Özelleştirme sırası eğitime mi geldi?… Mesleki ve teknik eğitim gözden çıkarıldı mı?..

Ülkenin gelişiminden toplumun yaşama düzenine kadar çok geniş bir alanda ve de üstelik her şeyin başının eğitim olduğunu herkes çok iyi biliyor.
Onun için de…
Dünyanın her yerinde eğitim konusu devletlerin öncelikli görev ve sorumluluk alanında kalıyor.
Ama…
Nedense ülkemizde herkesin kabul etmesine karşın eğitim konusunda olması gereken adımlar bir türlü atılamıyor.
Olması gereken belli:
Hangi iktidar gelirse gelsin, hangi görüş iktidarda olursa olsun eğitim devlet politikası olarak kalmalı ve hiç kimse değiştirememeli.
Ne var ki…
Devlet adına bu sorumluluğun yürütmesini sağlayan siyasi iktidarlar, kendi bakış açılarını eğitime uygulamaya kalktıkları için, hem iktidardan iktidara eğitim politikaları değişiyor, hem de iktidarın kendi içinde zaman zaman bakış değişimleri yaşanabiliyor.

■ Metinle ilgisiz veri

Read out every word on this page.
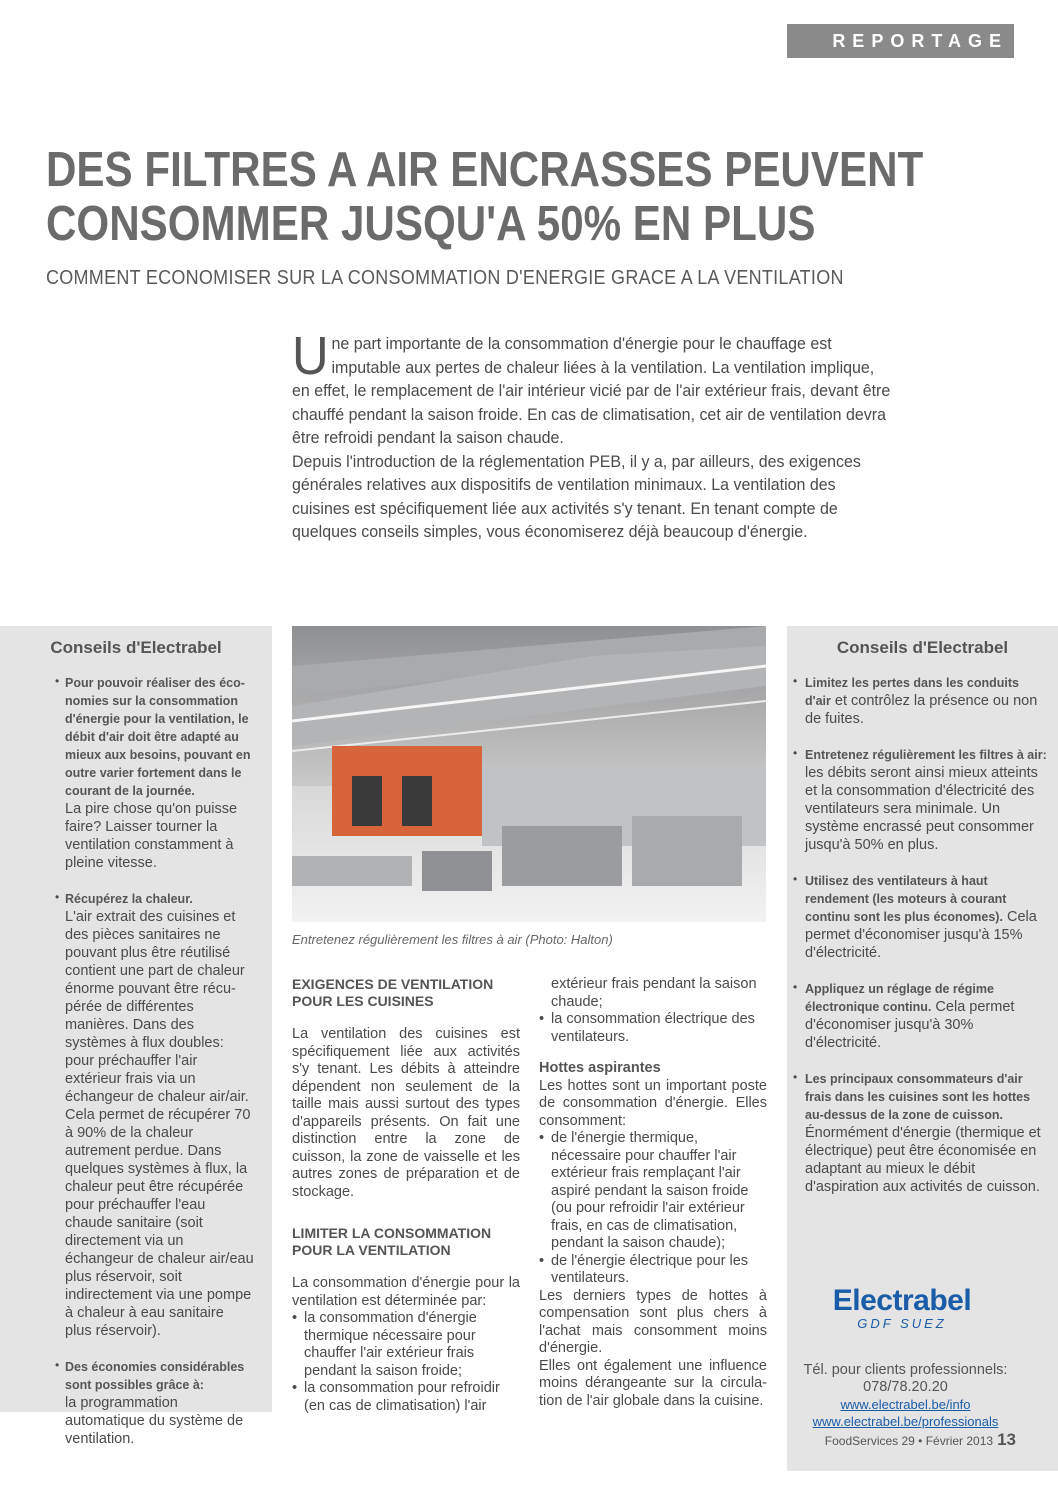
REPORTAGE
DES FILTRES A AIR ENCRASSES PEUVENT
CONSOMMER JUSQU'A 50% EN PLUS
COMMENT ECONOMISER SUR LA CONSOMMATION D'ENERGIE GRACE A LA VENTILATION
U ne part importante de la consommation d'énergie pour le chauffage est imputable aux pertes de chaleur liées à la ventilation. La ventilation implique, en effet, le remplacement de l'air intérieur vicié par de l'air extérieur frais, devant être chauffé pendant la saison froide. En cas de climatisation, cet air de ventilation devra être refroidi pendant la saison chaude.

Depuis l'introduction de la réglementation PEB, il y a, par ailleurs, des exigences générales relatives aux dispositifs de ventilation minimaux. La ventilation des cuisines est spécifiquement liée aux activités s'y tenant. En tenant compte de quelques conseils simples, vous économiserez déjà beaucoup d'énergie.

Conseils d'Electrabel
• Pour pouvoir réaliser des éco-nomies sur la consommation d'énergie pour la ventilation, le débit d'air doit être adapté au mieux aux besoins, pouvant en outre varier fortement dans le courant de la journée.
La pire chose qu'on puisse faire? Laisser tourner la ventilation constamment à pleine vitesse.
• Récupérez la chaleur.
L'air extrait des cuisines et des pièces sanitaires ne pouvant plus être réutilisé contient une part de chaleur énorme pouvant être récu-pérée de différentes manières. Dans des systèmes à flux doubles: pour préchauffer l'air extérieur frais via un échangeur de chaleur air/air. Cela permet de récupérer 70 à 90% de la chaleur autrement perdue. Dans quelques systèmes à flux, la chaleur peut être récupérée pour préchauffer l'eau chaude sanitaire (soit directement via un échangeur de chaleur air/eau plus réservoir, soit indirectement via une pompe à chaleur à eau sanitaire plus réservoir).
• Des économies considérables sont possibles grâce à:
la programmation automatique du système de ventilation.
Entretenez régulièrement les filtres à air (Photo: Halton)
EXIGENCES DE VENTILATION POUR LES CUISINES

La ventilation des cuisines est spécifiquement liée aux activités s'y tenant. Les débits à atteindre dépendent non seulement de la taille mais aussi surtout des types d'appareils présents. On fait une distinction entre la zone de cuisson, la zone de vaisselle et les autres zones de préparation et de stockage.

LIMITER LA CONSOMMATION POUR LA VENTILATION

La consommation d'énergie pour la ventilation est déterminée par:

• la consommation d'énergie thermique nécessaire pour chauffer l'air extérieur frais pendant la saison froide;
• la consommation pour refroidir (en cas de climatisation) l'air
extérieur frais pendant la saison chaude;
• la consommation électrique des ventilateurs.
Hottes aspirantes

Les hottes sont un important poste de consommation d'énergie. Elles consomment:

• de l'énergie thermique, nécessaire pour chauffer l'air extérieur frais remplaçant l'air aspiré pendant la saison froide (ou pour refroidir l'air extérieur frais, en cas de climatisation, pendant la saison chaude);
• de l'énergie électrique pour les ventilateurs.

Les derniers types de hottes à compensation sont plus chers à l'achat mais consomment moins d'énergie.

Elles ont également une influence moins dérangeante sur la circula-tion de l'air globale dans la cuisine.

Conseils d'Electrabel
• Limitez les pertes dans les conduits d'air et contrôlez la présence ou non de fuites.
• Entretenez régulièrement les filtres à air: les débits seront ainsi mieux atteints et la consommation d'électricité des ventilateurs sera minimale. Un système encrassé peut consommer jusqu'à 50% en plus.
• Utilisez des ventilateurs à haut rendement (les moteurs à courant continu sont les plus économes). Cela permet d'économiser jusqu'à 15% d'électricité.
• Appliquez un réglage de régime électronique continu. Cela permet d'économiser jusqu'à 30% d'électricité.
• Les principaux consommateurs d'air frais dans les cuisines sont les hottes au-dessus de la zone de cuisson. Énormément d'énergie (thermique et électrique) peut être économisée en adaptant au mieux le débit d'aspiration aux activités de cuisson.
Electrabel
GDF SUEZ
Tél. pour clients professionnels:
078/78.20.20
www.electrabel.be/info
www.electrabel.be/professionals
FoodServices 29 • Février 2013 13
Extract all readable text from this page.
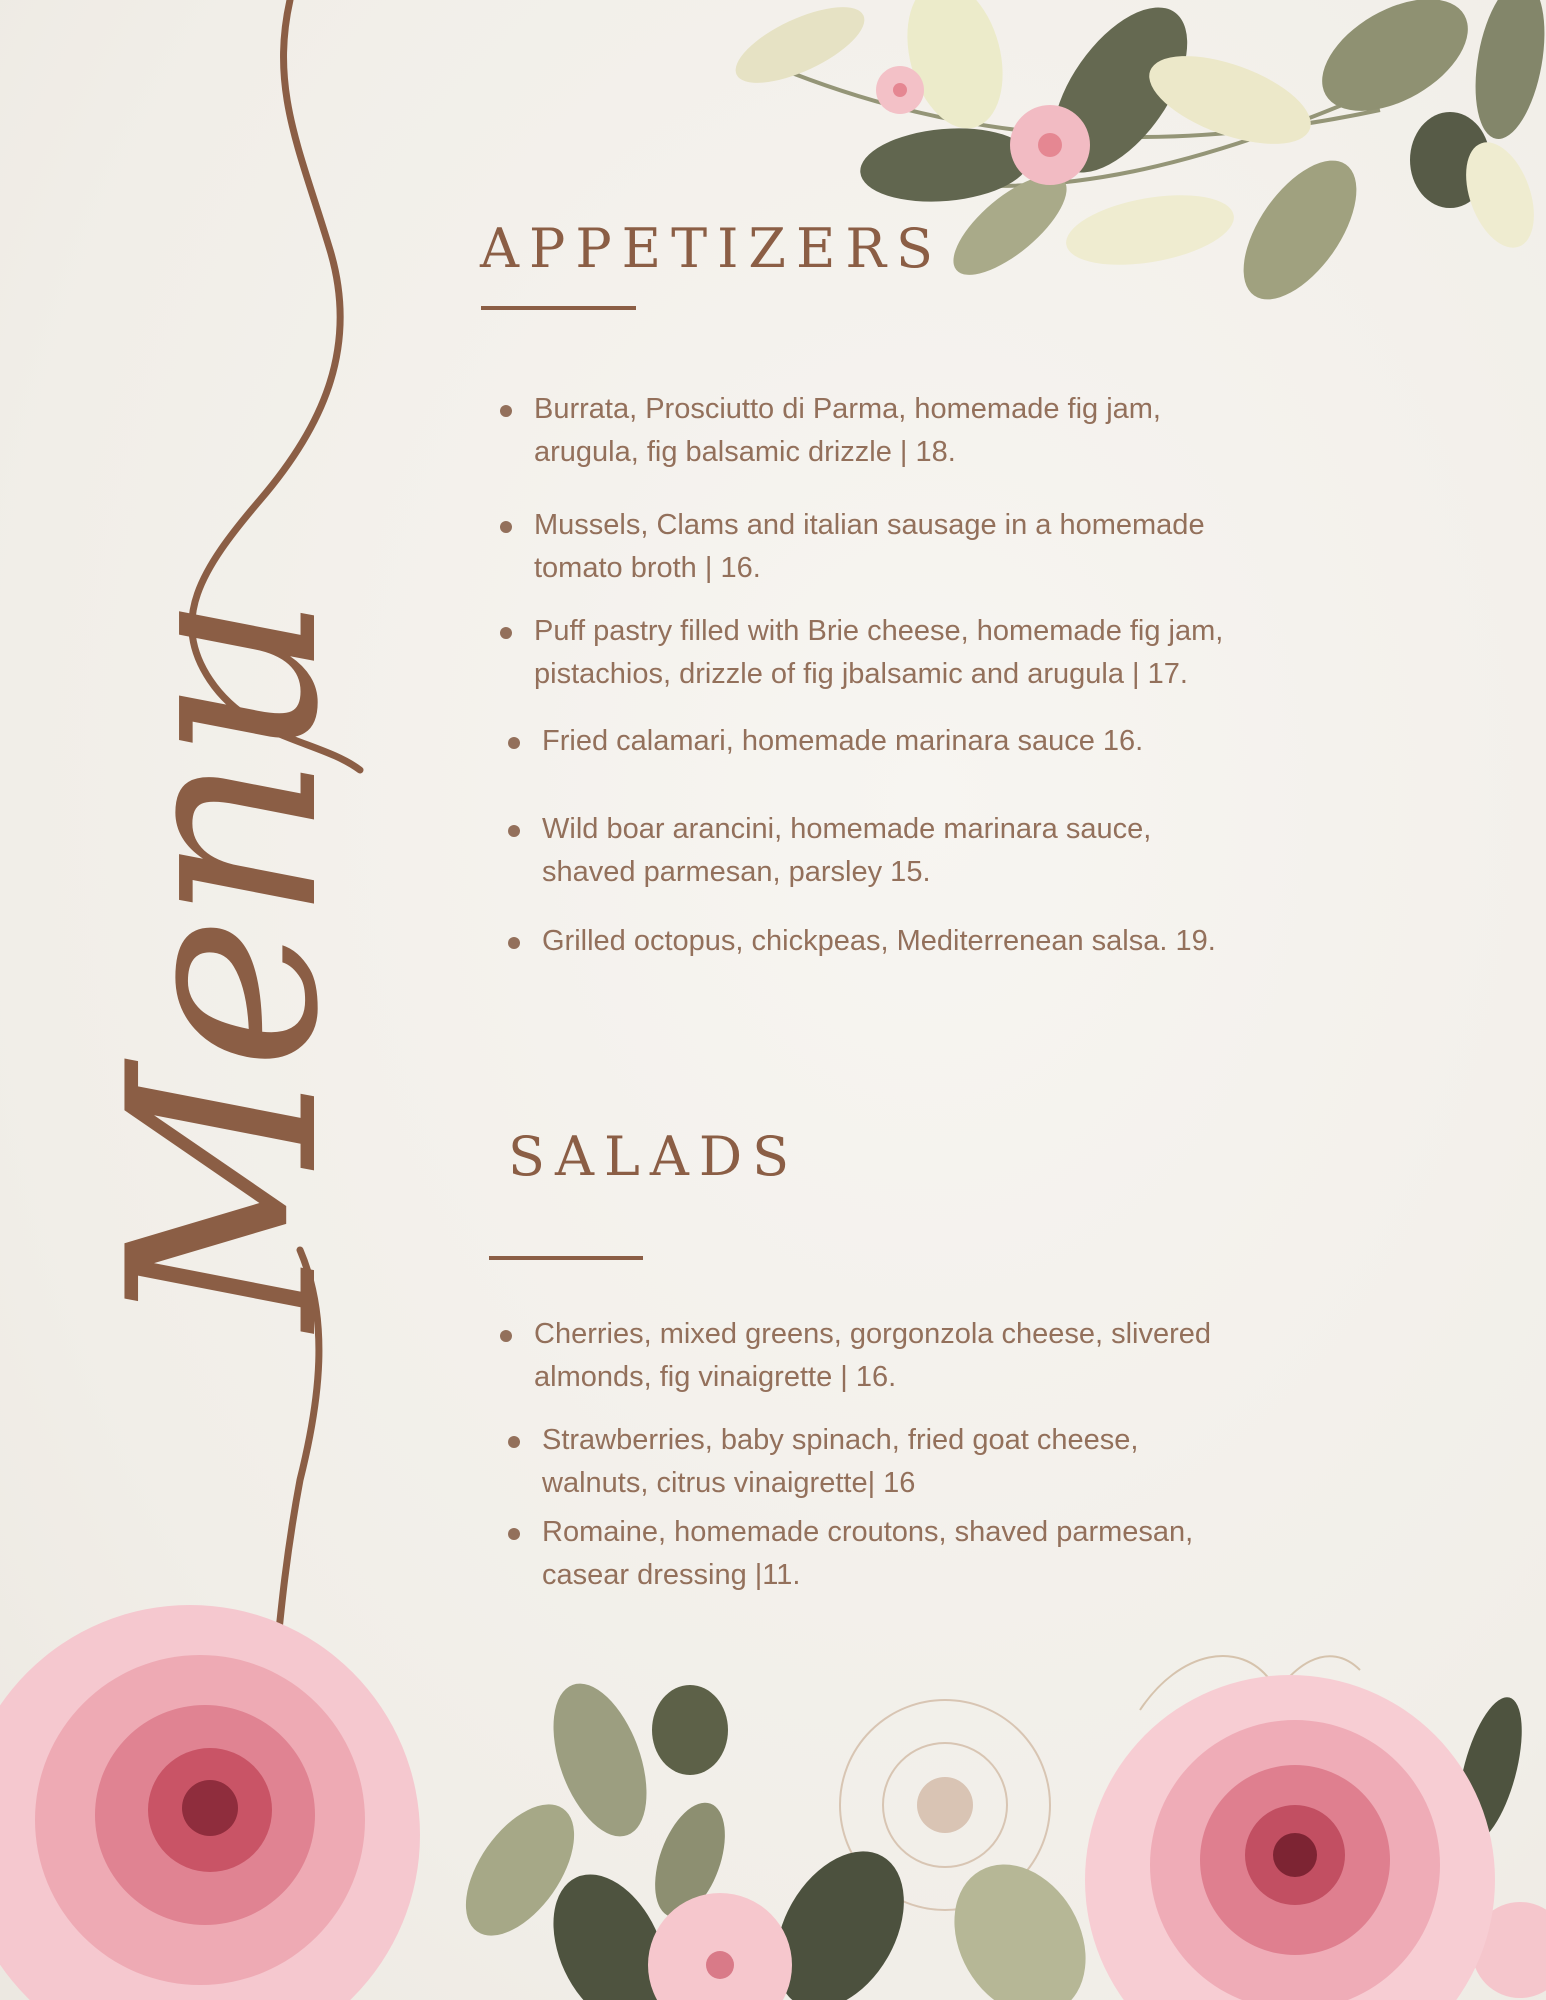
Menu
APPETIZERS
Burrata, Prosciutto di Parma, homemade fig jam,
arugula, fig balsamic drizzle | 18.
Mussels, Clams and italian sausage in a homemade
tomato broth | 16.
Puff pastry filled with Brie cheese, homemade fig jam,
pistachios, drizzle of fig jbalsamic and arugula | 17.
Fried calamari, homemade marinara sauce 16.
Wild boar arancini, homemade marinara sauce,
shaved parmesan, parsley 15.
Grilled octopus, chickpeas, Mediterrenean salsa. 19.
SALADS
Cherries, mixed greens, gorgonzola cheese, slivered
almonds, fig vinaigrette | 16.
Strawberries, baby spinach, fried goat cheese,
walnuts, citrus vinaigrette| 16
Romaine, homemade croutons, shaved parmesan,
casear dressing |11.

Sürekli uygulama değişiklikleri yaşanıyor, eğitim kadroları sürekli şekilde değişime uğruyor.
Dahası…
Ortalığı saran özelleştirme rüzgarının çok hızlı bir şekilde eğitimi de etkisi altına aldığı gözleniyor.
Eğitimdeki özelleştirmenin ilk adımı dersanelerin ağırlık kazanması ile ortaya çıkmıştı. Devlet okullarının yetersiz bulunması ise özel okul patlamasını getirdi.
Derken…
Eğitime bakış ve beklentiler açısından çok vahim bir gelişmenin ilk sinyali, ülkenin eğitimden sorumlu en yetkili kişisi konumunda olan Milli Eğitim Bakanı Nimet Çubukçu’dan geldi.
Çubukçu’nun yaptığı, “Sanayiciye ara eleman yetiştirmek zorunda değiliz. İş dünyası kendi kalifiye elemanını yetiştirebilir. Bu sorunu çok az para harcayarak çözebilirler” açıklaması doğrudan mesleki ve teknik eğitimi hedef alıyor.
Doğrusu…
Milli Eğitim Bakanı’nın, devletin sorumluluğunda olan ve sanayi için ara eleman yetiştiren mesleki eğitimi bundan böyle sanayicilerin kendi paralarını harcayarak çözmelerini istemesi pek durup dururken yapılmış açıklamaya benzemiyor.
Bu açıklama…
Daha çok eğitimin özelleştirilmesi kapsamında planlanan ciddi bir adıma benziyor.
Nitekim…
Kısa adı Tekev olan Teknik Eğitim Vakfı Bursa İl Başkanı Fahri Yıldız, zaten ciddi şekilde hak sorunları yaşayan teknik eğitimin geleceğiyle ilgili yeni planlamanın ipucu anlamına gelen açıklamaya tepki gösterdi.
Sanayicinin kalifiye eleman ihtiyacını çözmek ve üretimini arttırmasına yardımcı olabilmek için devletin meslek bilgisi olan gençler yetiştirmek zorunda olduğunu vurgulayan Yıldız kaygılarını şöyle dile getiriyor:
“Sanayici kendi başının çaresine baksın anlamına gelen cümleler kurulması maalesef bizi çok üzüyor. Mesleki, teknik ve branş anlamında tüm eğitim ve stajların devlet tarafından verilmesi bir zorunluluktur. Devlet bu görevlerini en iyi şekilde yerine getirmek ve öğrencilerini hayata hazırlıklı olarak yetiştirmek zorundadır.”
En yetkili ağızlardan çıkan bu tür söylemlerin  “mesleki eğitimde yaşanan kalite düşüklüğünün nedeni olduğunu” da vurguluyor.